Kung Fu Panda 3 - La Recensione

Quando credevi che il franchise di "Kung Fu Panda" avesse esaurito il suo potenziale e che, quindi, non avesse alcuna ragione di tornare a farsi vivo, ecco, che a smentirti irrompe un terzo capitolo che ha tutta l'aria di voler perseverare: disposto a toccare il fondo pur di provare a rilanciarsi.

Così "Kung Fu Panda 3" si presenta come un parziale ritorno alle origini, con Po rimesso nelle condizioni precarie, vissute nel fortunato primo capitolo, e chiamato a fare i conti con alcuni dubbi esistenziali che vanno ad intaccare anche la sua figura, forse non ancora compiuta, di guerriero. Strategia elementare, classica al giorno d'oggi nei sequel, adottata per rischiare meno e dar fiducia alla matematica, rispondendo a qualsiasi problema con il potere della logica e dei dati alla mano. L'esito dell'espressione tuttavia è un prodotto che funziona, o meglio, che torna a funzionare sulla falsa riga di come aveva saputo fare in passato, con una storia che coinvolge a sufficienza e una scansione di eventi ben organizzata e ordinata. Il salto di qualità lo si percepisce persino nell'estetica, in particolare in un prologo molto convincente proprio perché impostato in un mondo di mezzo - quello degli spiriti - che lascia ampio margine di manovra all'uso dei colori e della fantasia, richiamando leggermente quell'immaginario legato un po' ai videogiochi e un po' ai fumetti che, voluto o meno, lascia comunque un retrogusto di soddisfazione e armonia. La regia di Alessandro Carloni e Jennifer Yuh a questo punto si fa ordinaria amministrazione, il controllo sobrio di un prodotto pensato per non andare mai fuori dai margini e rispettare schemi standardizzati che prevedono, imprescindibilmente, lo spettacolo come risorsa dominante, la risata a far da sfondo e il coinvolgimento emotivo posto un tantino al di sotto, in secondo o in terzo piano.

Star indiscussa allora di tale palcoscenico torna ad essere quindi la voce del carismatico Jack Black (nel doppiaggio italiano Fabio Volo, il che potrebbe fare la differenza), che nelle battute, la comicità e le espressioni di Po riesce ad essere talmente incisivo e aderente da dimostrare di possedere ancora integra quella verve e quell'istinto umoristico che da tempo (ormai anni) non riesce più a portare in scena in carne ed ossa. E' lui il catalizzatore della pellicola, il motore del divertimento: entrato praticamente in simbiosi con il panda protagonista al punto che in certi istanti sembra quasi di poterlo vedere attraverso.
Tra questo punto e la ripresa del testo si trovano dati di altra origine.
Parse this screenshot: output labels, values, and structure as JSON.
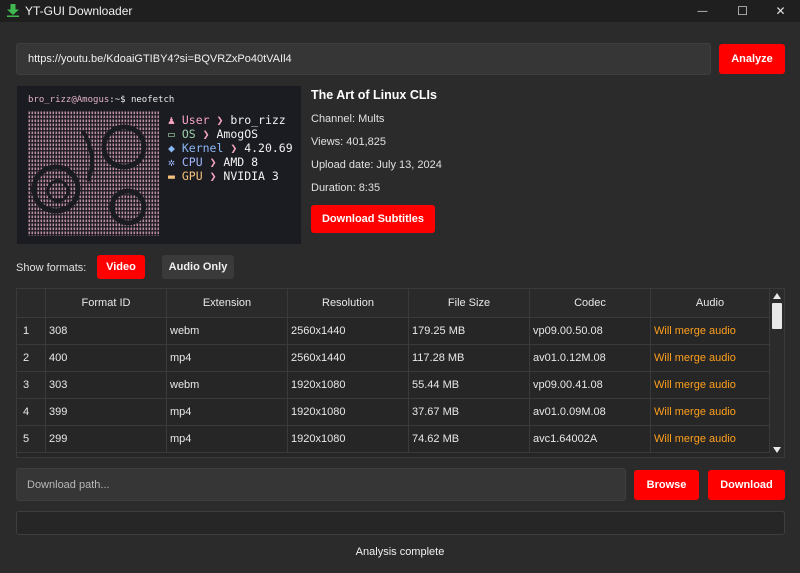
{
  "window": {
    "title": "YT-GUI Downloader",
    "icon": "download-arrow-icon",
    "minimize_glyph": "—",
    "maximize_glyph": "☐",
    "close_glyph": "✕"
  },
  "url_bar": {
    "value": "https://youtu.be/KdoaiGTIBY4?si=BQVRZxPo40tVAIl4",
    "analyze_label": "Analyze"
  },
  "thumbnail": {
    "prompt_user": "bro_rizz@Amogus",
    "prompt_rest": ":~$ neofetch",
    "rows": [
      {
        "label": "User",
        "value": "bro_rizz"
      },
      {
        "label": "OS",
        "value": "AmogOS"
      },
      {
        "label": "Kernel",
        "value": "4.20.69"
      },
      {
        "label": "CPU",
        "value": "AMD 8"
      },
      {
        "label": "GPU",
        "value": "NVIDIA 3"
      }
    ]
  },
  "video": {
    "title": "The Art of Linux CLIs",
    "channel": "Channel: Mults",
    "views": "Views: 401,825",
    "upload_date": "Upload date: July 13, 2024",
    "duration": "Duration: 8:35",
    "download_subtitles_label": "Download Subtitles"
  },
  "formats": {
    "label": "Show formats:",
    "video_label": "Video",
    "audio_only_label": "Audio Only",
    "selected": "Video"
  },
  "table": {
    "columns": [
      "Format ID",
      "Extension",
      "Resolution",
      "File Size",
      "Codec",
      "Audio"
    ],
    "rows": [
      {
        "num": "1",
        "format_id": "308",
        "extension": "webm",
        "resolution": "2560x1440",
        "file_size": "179.25 MB",
        "codec": "vp09.00.50.08",
        "audio": "Will merge audio"
      },
      {
        "num": "2",
        "format_id": "400",
        "extension": "mp4",
        "resolution": "2560x1440",
        "file_size": "117.28 MB",
        "codec": "av01.0.12M.08",
        "audio": "Will merge audio"
      },
      {
        "num": "3",
        "format_id": "303",
        "extension": "webm",
        "resolution": "1920x1080",
        "file_size": "55.44 MB",
        "codec": "vp09.00.41.08",
        "audio": "Will merge audio"
      },
      {
        "num": "4",
        "format_id": "399",
        "extension": "mp4",
        "resolution": "1920x1080",
        "file_size": "37.67 MB",
        "codec": "av01.0.09M.08",
        "audio": "Will merge audio"
      },
      {
        "num": "5",
        "format_id": "299",
        "extension": "mp4",
        "resolution": "1920x1080",
        "file_size": "74.62 MB",
        "codec": "avc1.64002A",
        "audio": "Will merge audio"
      }
    ]
  },
  "download": {
    "path_placeholder": "Download path...",
    "path_value": "",
    "browse_label": "Browse",
    "download_label": "Download",
    "progress": 0
  },
  "status": "Analysis complete",
  "colors": {
    "accent": "#ff0000",
    "audio_text": "#ff9f1c",
    "background": "#2b2b2b"
  }
}
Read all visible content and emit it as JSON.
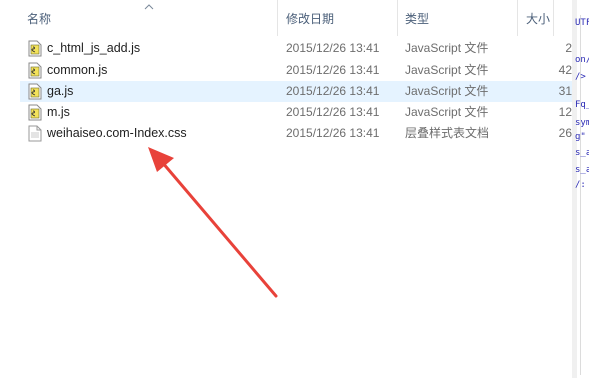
{
  "columns": {
    "name": "名称",
    "date": "修改日期",
    "type": "类型",
    "size": "大小"
  },
  "files": [
    {
      "name": "c_html_js_add.js",
      "date": "2015/12/26 13:41",
      "type": "JavaScript 文件",
      "size": "2",
      "icon": "js-file-icon",
      "selected": false
    },
    {
      "name": "common.js",
      "date": "2015/12/26 13:41",
      "type": "JavaScript 文件",
      "size": "42",
      "icon": "js-file-icon",
      "selected": false
    },
    {
      "name": "ga.js",
      "date": "2015/12/26 13:41",
      "type": "JavaScript 文件",
      "size": "31",
      "icon": "js-file-icon",
      "selected": true
    },
    {
      "name": "m.js",
      "date": "2015/12/26 13:41",
      "type": "JavaScript 文件",
      "size": "12",
      "icon": "js-file-icon",
      "selected": false
    },
    {
      "name": "weihaiseo.com-Index.css",
      "date": "2015/12/26 13:41",
      "type": "层叠样式表文档",
      "size": "26",
      "icon": "css-file-icon",
      "selected": false
    }
  ],
  "background_editor_fragments": [
    "UTF",
    "on/",
    "/>",
    "Fq_",
    "sym",
    "g\"",
    "s_a",
    "s_a",
    "/:"
  ],
  "colors": {
    "selected_row": "#e5f3ff",
    "header_text": "#4c607a",
    "annotation_arrow": "#e8423a"
  }
}
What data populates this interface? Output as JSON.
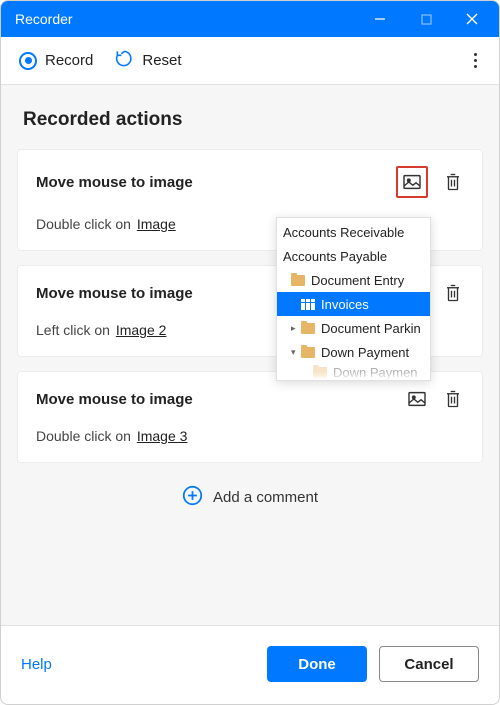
{
  "titlebar": {
    "title": "Recorder"
  },
  "toolbar": {
    "record": "Record",
    "reset": "Reset"
  },
  "section_title": "Recorded actions",
  "actions": [
    {
      "title": "Move mouse to image",
      "desc_prefix": "Double click on",
      "link": "Image"
    },
    {
      "title": "Move mouse to image",
      "desc_prefix": "Left click on",
      "link": "Image 2"
    },
    {
      "title": "Move mouse to image",
      "desc_prefix": "Double click on",
      "link": "Image 3"
    }
  ],
  "add_comment": "Add a comment",
  "bottom": {
    "help": "Help",
    "done": "Done",
    "cancel": "Cancel"
  },
  "popup": {
    "items": [
      {
        "label": "Accounts Receivable",
        "indent": 0,
        "icon": "none",
        "selected": false
      },
      {
        "label": "Accounts Payable",
        "indent": 0,
        "icon": "none",
        "selected": false
      },
      {
        "label": "Document Entry",
        "indent": 1,
        "icon": "folder",
        "selected": false,
        "expander": "▾",
        "hideExpander": true
      },
      {
        "label": "Invoices",
        "indent": 1,
        "icon": "grid",
        "selected": true,
        "expander": ""
      },
      {
        "label": "Document Parkin",
        "indent": 1,
        "icon": "folder",
        "selected": false,
        "expander": "▸"
      },
      {
        "label": "Down Payment",
        "indent": 1,
        "icon": "folder",
        "selected": false,
        "expander": "▾"
      },
      {
        "label": "Down Paymen",
        "indent": 2,
        "icon": "folder",
        "selected": false,
        "hideExpander": true,
        "faded": true
      }
    ]
  }
}
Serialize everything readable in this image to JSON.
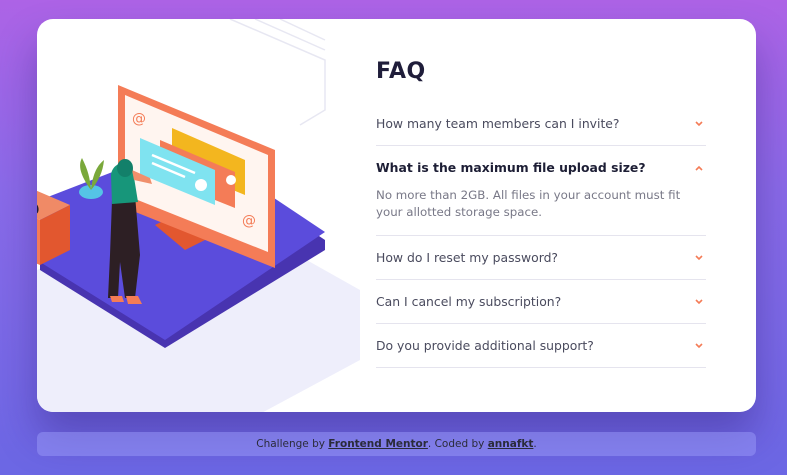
{
  "faq": {
    "title": "FAQ",
    "items": [
      {
        "question": "How many team members can I invite?",
        "answer": "",
        "open": false
      },
      {
        "question": "What is the maximum file upload size?",
        "answer": "No more than 2GB. All files in your account must fit your allotted storage space.",
        "open": true
      },
      {
        "question": "How do I reset my password?",
        "answer": "",
        "open": false
      },
      {
        "question": "Can I cancel my subscription?",
        "answer": "",
        "open": false
      },
      {
        "question": "Do you provide additional support?",
        "answer": "",
        "open": false
      }
    ]
  },
  "illustration": {
    "box_symbol": "@",
    "screen_symbol": "@"
  },
  "footer": {
    "prefix": "Challenge by ",
    "fm_link": "Frontend Mentor",
    "middle": ". Coded by ",
    "author_link": "annafkt",
    "suffix": "."
  },
  "colors": {
    "accent": "#f47c57",
    "heading": "#1f1d3a",
    "text": "#4a4b5e",
    "divider": "#e5e4ee"
  }
}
Intelligente dunque - quantomeno col senno di poi - la scelta dei due sceneggiatori Jonathan Aibel e Glenn Berger, di ridimensionare ai minimi termini le presenze di tutti gli altri personaggi di contorno (nuovo villain compreso), mantenendo lui quasi sempre come centro della scena e non perdendo mai, di fatto, quel ritmo spedito e piuttosto intenso con il quale andare a conquistare l'azzardato obiettivo prefissato.

Perciò, perseverando con cervello, quel prodotto che davamo per finito, esaurito e da archiviare, fingendo di voler toccare il fondo trova quella spinta necessaria con cui risalire la china e rimettersi in pista. Certo, non si può gridare al miracolo o a chissà cosa, e magari lo sforzo è servito solo per ritardare ciò che poi, comunque, dovrà accadere, ma per ora, Po, con il suo Kung Fu goffo e a dir poco discutibile è riuscito per l'ennesima volta a sconfiggere un temibile nemico.
Un nemico destinato però a rifarsi vivo.